Zach Parise took the Xcel Energy Center ice for a playoff game Saturday night, returning from inaction to join his hometown team in the twilight of his career. It would have been heartwarming if not for facts.
Fact: Parise was a minus-2 as the Wild lost 4-0 to Vegas, which leads the first-round playoff series, three games to one.
Fact: Parise, making a prorated $13 million a year with four years remaining on his contract, and who fared well on the power play this year, was used on the fourth line and did not receive time on the power play.
Fact: Parise was benched for three of the final four regular-season games and the first three games of this series despite being healthy and his team needing a player with his particular set of skills.
That Parise only belatedly returned to the ice is promising yet ominous. He played because Marcus Johansson broke his left arm in Game 3, on Thursday night. That only an injury to a struggling player would cause the Wild braintrust to bring Parise back is a commentary on his play, and the Wild's altered philosophy.

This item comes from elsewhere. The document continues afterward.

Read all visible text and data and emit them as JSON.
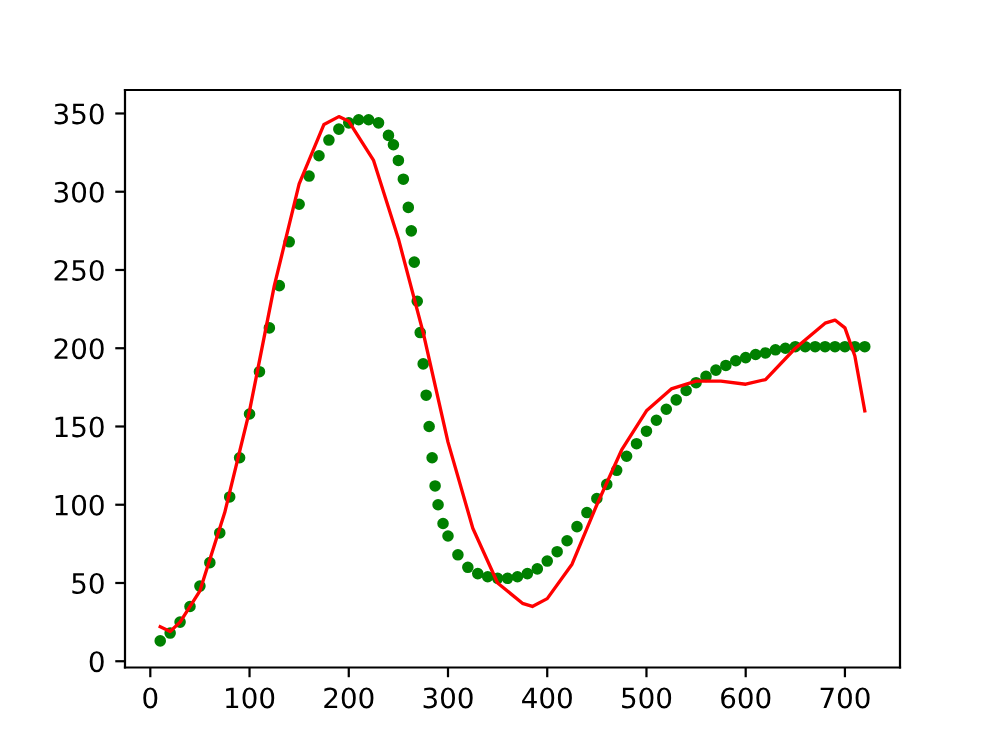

Former general manager Chuck Fletcher and owner Craig Leipold had to play salesman to get Parise and Suter to sign with the Wild. Parise and Suter received 13-year, $98-million contracts that were bound to become burdens at some point.
Fletcher and Leipold knew they had handed the keys to the franchise to Parise and Suter. Fletcher and coach Mike Yeo knew who held the true power in the organization, and it wasn't them.
When Bruce Boudreau replaced Yeo, after an interim stretch by John Torchetti, Boudreau let his displeasure with Parise be known with snide comments and press-conference eyerolls. But Boudreau did not push back against Parise and Suter in terms of playing time.